Bis zur 40. Minute blieb das Spiel ausgeglichen, dann legte der TuS so ein bisschen die Ketten ab. David Sauß, Basti Beyer und Yannik Müßner gewannen mehr Selbstvertrauen und die Achse Matheus Costa Dias und Milan Mazic zauberte schöne Tore auf die Anzeigetafel. In dieser Phase gelang es sich etwas von den Gästen abzusetzen. Die höchste Führung gelang in der 46. Minute, da stand es 25:21. Die vermeintlich spielentscheidende Szene kam dann in der 53. Minute. Basti Beyer sah, einen Tag nach seinem 30. Geburtstag, nachdem er in der ersten Halbzeit schon zweimal von der Platte musste seine dritte Zeitstrafe und damit die rote Karte. Nun kehrte irgendwie die Nervosität ein. Anstatt den Ball weiter lange und ruhig zu spielen und die erneut offensive Abwehr mit viel Bewegung zu zerpflücken, produzierte der vinnhorster Angriff unnötige Fehler und lud die „Youngsters“ damit zu schnellen Kontern ein. Zudem fehlte nun ein gelernter rechter Rückraumspieler und dadurch viel Gefahr über diese Seite. Fünf Gästetore in Folge zum 25:26 bedeuteten einen Rückstand, den Yannik Müßner in der 56. Minute zwar noch einmal ausgleichen konnte, das 26:27 kurz darauf bedeutete aber den Endstand.

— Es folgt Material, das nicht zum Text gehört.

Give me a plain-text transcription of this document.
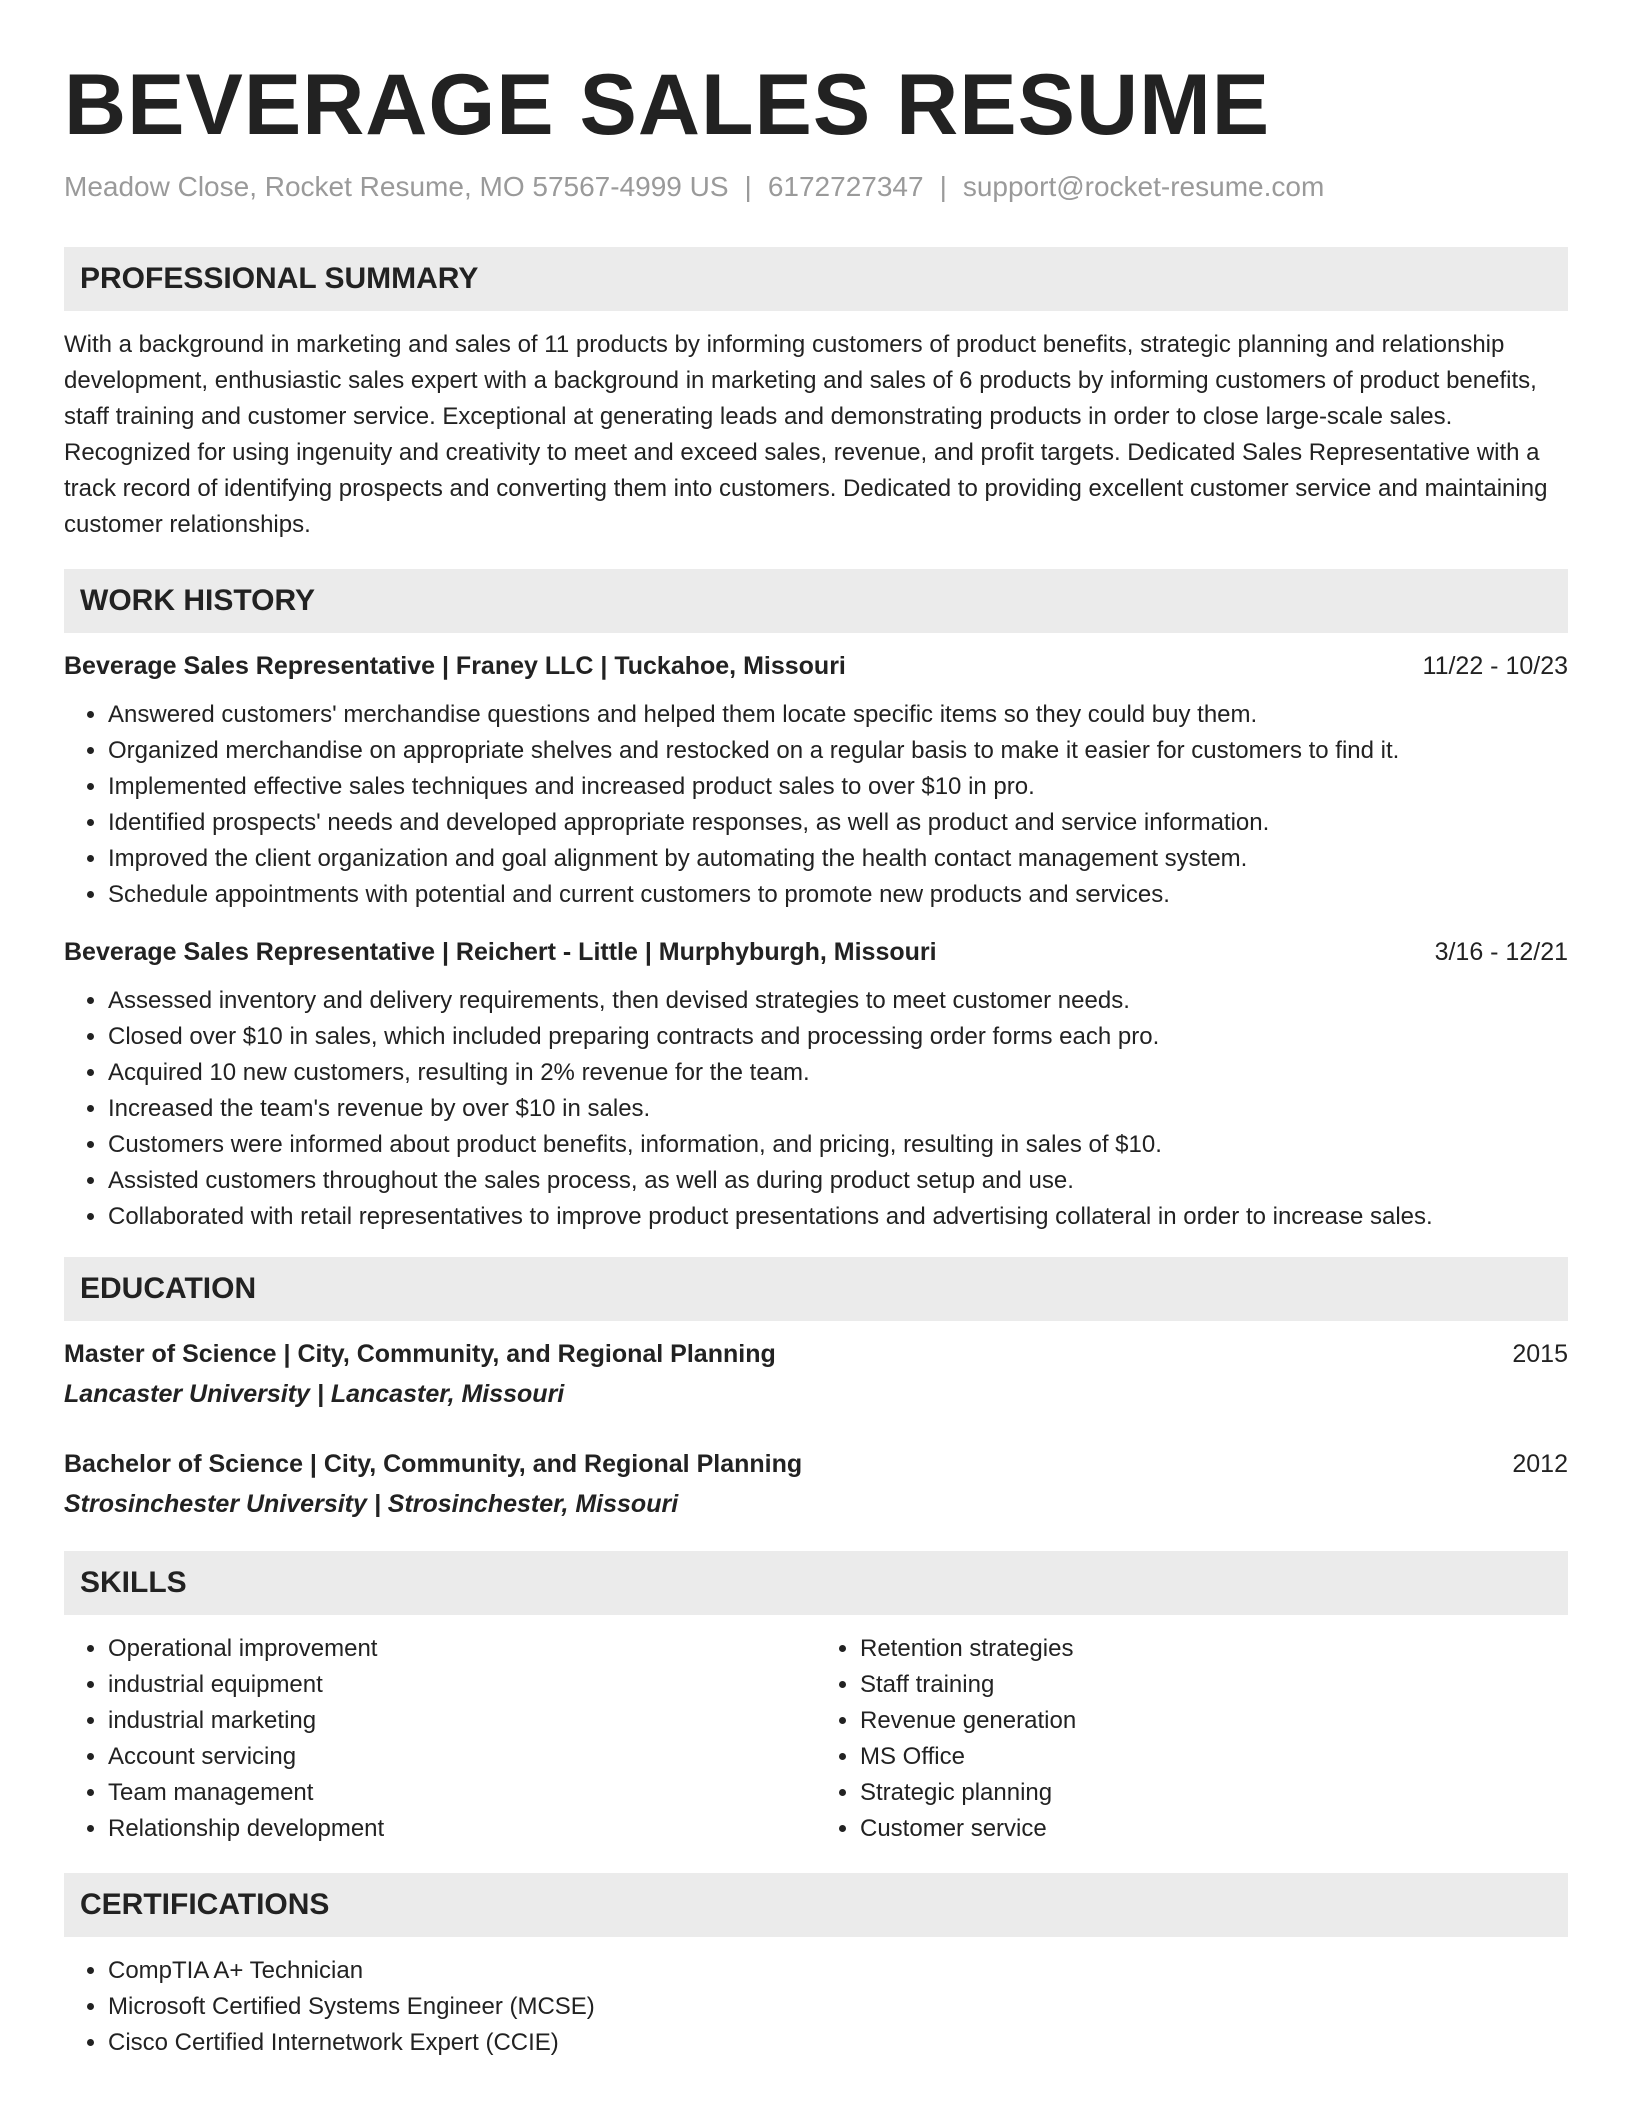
BEVERAGE SALES RESUME
Meadow Close, Rocket Resume, MO 57567-4999 US | 6172727347 | support@rocket-resume.com
PROFESSIONAL SUMMARY

With a background in marketing and sales of 11 products by informing customers of product benefits, strategic planning and relationship development, enthusiastic sales expert with a background in marketing and sales of 6 products by informing customers of product benefits, staff training and customer service. Exceptional at generating leads and demonstrating products in order to close large-scale sales. Recognized for using ingenuity and creativity to meet and exceed sales, revenue, and profit targets. Dedicated Sales Representative with a track record of identifying prospects and converting them into customers. Dedicated to providing excellent customer service and maintaining customer relationships.

WORK HISTORY
Beverage Sales Representative | Franey LLC | Tuckahoe, Missouri	11/22 - 10/23
• Answered customers' merchandise questions and helped them locate specific items so they could buy them.
• Organized merchandise on appropriate shelves and restocked on a regular basis to make it easier for customers to find it.
• Implemented effective sales techniques and increased product sales to over $10 in pro.
• Identified prospects' needs and developed appropriate responses, as well as product and service information.
• Improved the client organization and goal alignment by automating the health contact management system.
• Schedule appointments with potential and current customers to promote new products and services.
Beverage Sales Representative | Reichert - Little | Murphyburgh, Missouri	3/16 - 12/21
• Assessed inventory and delivery requirements, then devised strategies to meet customer needs.
• Closed over $10 in sales, which included preparing contracts and processing order forms each pro.
• Acquired 10 new customers, resulting in 2% revenue for the team.
• Increased the team's revenue by over $10 in sales.
• Customers were informed about product benefits, information, and pricing, resulting in sales of $10.
• Assisted customers throughout the sales process, as well as during product setup and use.
• Collaborated with retail representatives to improve product presentations and advertising collateral in order to increase sales.
EDUCATION
Master of Science | City, Community, and Regional Planning	2015
Lancaster University | Lancaster, Missouri
Bachelor of Science | City, Community, and Regional Planning	2012
Strosinchester University | Strosinchester, Missouri
SKILLS
• Operational improvement
• industrial equipment
• industrial marketing
• Account servicing
• Team management
• Relationship development
• Retention strategies
• Staff training
• Revenue generation
• MS Office
• Strategic planning
• Customer service
CERTIFICATIONS
• CompTIA A+ Technician
• Microsoft Certified Systems Engineer (MCSE)
• Cisco Certified Internetwork Expert (CCIE)
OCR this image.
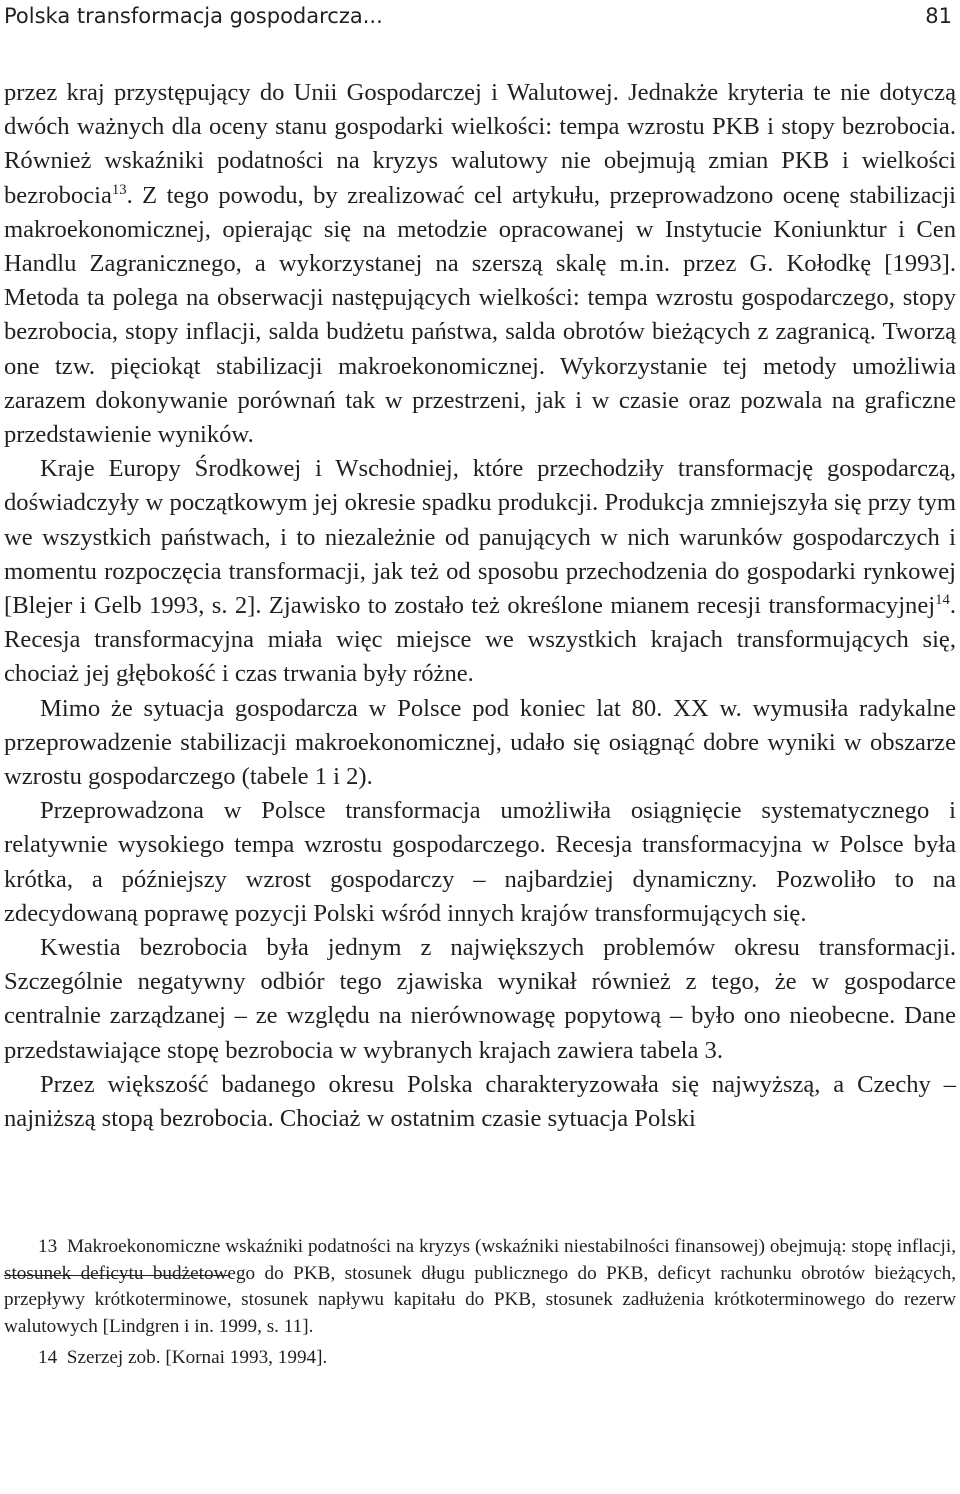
Polska transformacja gospodarcza...	81

przez kraj przystępujący do Unii Gospodarczej i Walutowej. Jednakże kryteria te nie dotyczą dwóch ważnych dla oceny stanu gospodarki wielkości: tempa wzrostu PKB i stopy bezrobocia. Również wskaźniki podatności na kryzys walutowy nie obejmują zmian PKB i wielkości bezrobocia$^{13}$. Z tego powodu, by zrealizować cel artykułu, przeprowadzono ocenę stabilizacji makroekonomicznej, opierając się na metodzie opracowanej w Instytucie Koniunktur i Cen Handlu Zagranicznego, a wykorzystanej na szerszą skalę m.in. przez G. Kołodkę [1993]. Metoda ta polega na obserwacji następujących wielkości: tempa wzrostu gospodarczego, stopy bezrobocia, stopy inflacji, salda budżetu państwa, salda obrotów bieżących z zagranicą. Tworzą one tzw. pięciokąt stabilizacji makroekonomicznej. Wykorzystanie tej metody umożliwia zarazem dokonywanie porównań tak w przestrzeni, jak i w czasie oraz pozwala na graficzne przedstawienie wyników.

Kraje Europy Środkowej i Wschodniej, które przechodziły transformację gospodarczą, doświadczyły w początkowym jej okresie spadku produkcji. Produkcja zmniejszyła się przy tym we wszystkich państwach, i to niezależnie od panujących w nich warunków gospodarczych i momentu rozpoczęcia transformacji, jak też od sposobu przechodzenia do gospodarki rynkowej [Blejer i Gelb 1993, s. 2]. Zjawisko to zostało też określone mianem recesji transformacyjnej$^{14}$. Recesja transformacyjna miała więc miejsce we wszystkich krajach transformujących się, chociaż jej głębokość i czas trwania były różne.

Mimo że sytuacja gospodarcza w Polsce pod koniec lat 80. XX w. wymusiła radykalne przeprowadzenie stabilizacji makroekonomicznej, udało się osiągnąć dobre wyniki w obszarze wzrostu gospodarczego (tabele 1 i 2).

Przeprowadzona w Polsce transformacja umożliwiła osiągnięcie systematycznego i relatywnie wysokiego tempa wzrostu gospodarczego. Recesja transformacyjna w Polsce była krótka, a późniejszy wzrost gospodarczy – najbardziej dynamiczny. Pozwoliło to na zdecydowaną poprawę pozycji Polski wśród innych krajów transformujących się.

Kwestia bezrobocia była jednym z największych problemów okresu transformacji. Szczególnie negatywny odbiór tego zjawiska wynikał również z tego, że w gospodarce centralnie zarządzanej – ze względu na nierównowagę popytową – było ono nieobecne. Dane przedstawiające stopę bezrobocia w wybranych krajach zawiera tabela 3.

Przez większość badanego okresu Polska charakteryzowała się najwyższą, a Czechy – najniższą stopą bezrobocia. Chociaż w ostatnim czasie sytuacja Polski

13 Makroekonomiczne wskaźniki podatności na kryzys (wskaźniki niestabilności finansowej) obejmują: stopę inflacji, stosunek deficytu budżetowego do PKB, stosunek długu publicznego do PKB, deficyt rachunku obrotów bieżących, przepływy krótkoterminowe, stosunek napływu kapitału do PKB, stosunek zadłużenia krótkoterminowego do rezerw walutowych [Lindgren i in. 1999, s. 11].

14 Szerzej zob. [Kornai 1993, 1994].
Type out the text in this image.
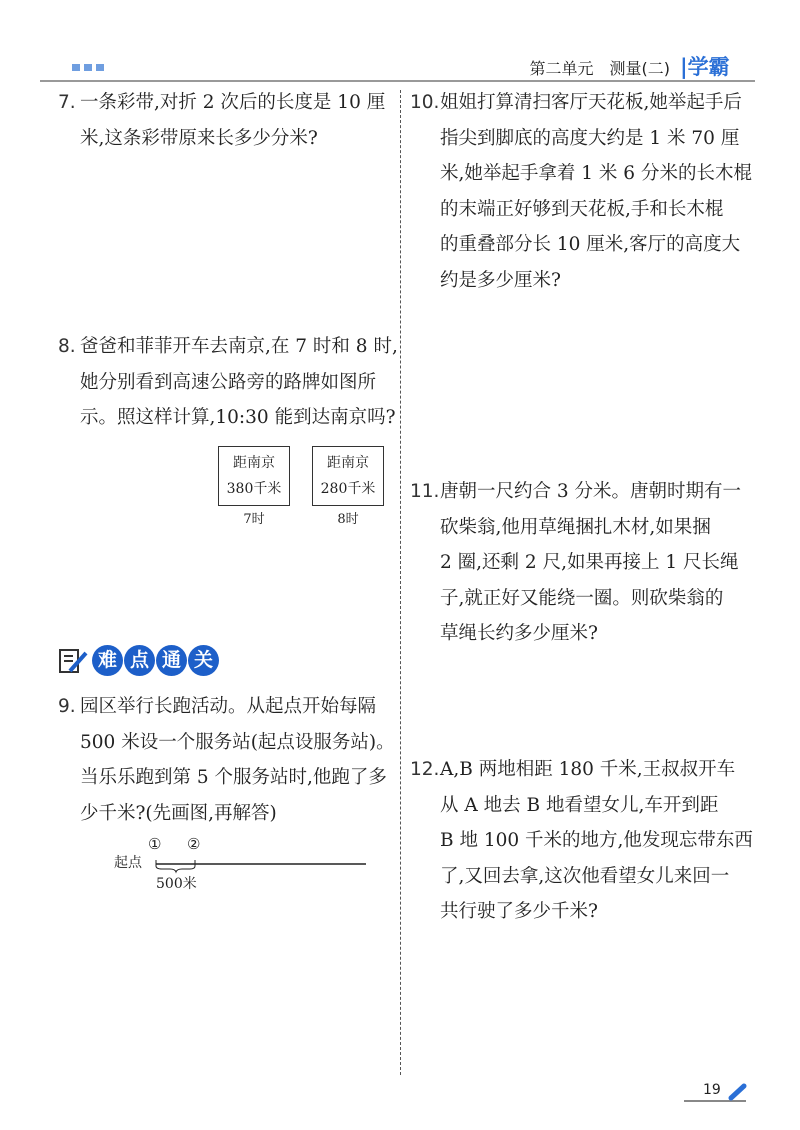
第二单元　测量(二) |学霸
7. 一条彩带,对折 2 次后的长度是 10 厘
米,这条彩带原来长多少分米?
8. 爸爸和菲菲开车去南京,在 7 时和 8 时,
她分别看到高速公路旁的路牌如图所
示。照这样计算,10:30 能到达南京吗?
距南京
380千米
7时
距南京
280千米
8时
难 点 通 关
9. 园区举行长跑活动。从起点开始每隔
500 米设一个服务站(起点设服务站)。
当乐乐跑到第 5 个服务站时,他跑了多
少千米?(先画图,再解答)
起点
① ②
500米
10. 姐姐打算清扫客厅天花板,她举起手后
指尖到脚底的高度大约是 1 米 70 厘
米,她举起手拿着 1 米 6 分米的长木棍
的末端正好够到天花板,手和长木棍
的重叠部分长 10 厘米,客厅的高度大
约是多少厘米?
11. 唐朝一尺约合 3 分米。唐朝时期有一
砍柴翁,他用草绳捆扎木材,如果捆
2 圈,还剩 2 尺,如果再接上 1 尺长绳
子,就正好又能绕一圈。则砍柴翁的
草绳长约多少厘米?
12. A,B 两地相距 180 千米,王叔叔开车
从 A 地去 B 地看望女儿,车开到距
B 地 100 千米的地方,他发现忘带东西
了,又回去拿,这次他看望女儿来回一
共行驶了多少千米?
19
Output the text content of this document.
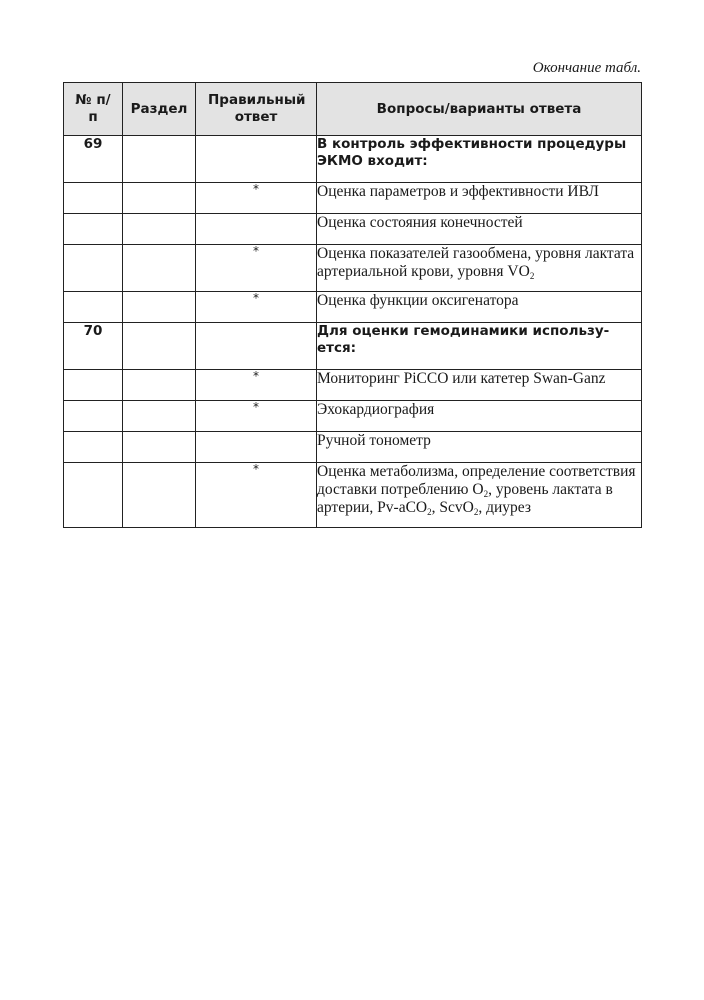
Окончание табл.
№ п/п	Раздел	Правильный ответ	Вопросы/варианты ответа
69			В контроль эффективности процедуры ЭКМО входит:
		*	Оценка параметров и эффективности ИВЛ
			Оценка состояния конечностей
		*	Оценка показателей газообмена, уровня лактата артериальной крови, уровня $VO_2$
		*	Оценка функции оксигенатора
70			Для оценки гемодинамики используется:
		*	Мониторинг PiCCO или катетер Swan-Ganz
		*	Эхокардиография
			Ручной тонометр
		*	Оценка метаболизма, определение соответствия доставки потреблению $O_2$, уровень лактата в артерии, Pv-aCO$_2$, ScvO$_2$, диурез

Jetzt gilt es sich auf das Derby gegen die abstiegsbedrohten DataLiners aus Burgwedel vorzubereiten. Die lassen seit dem Jahreswechsel aufhorchen und haben gerade den Tabellenvierten aus Altenholz deutlich aus der Halle geschossen. Schon im Hinspiel in der Wendlandhalle waren die Burgwedeler ein harter Brocken, der erst in letzter Sekunde besiegt werden konnte. Es wird also ein heißer Tanz, bei dem die Mannschaft jede Unterstützung von der Tribüne gebrauchen kann. Anwurf ist am 29.2. um 19 Uhr im Schulzentrum Burgwedel.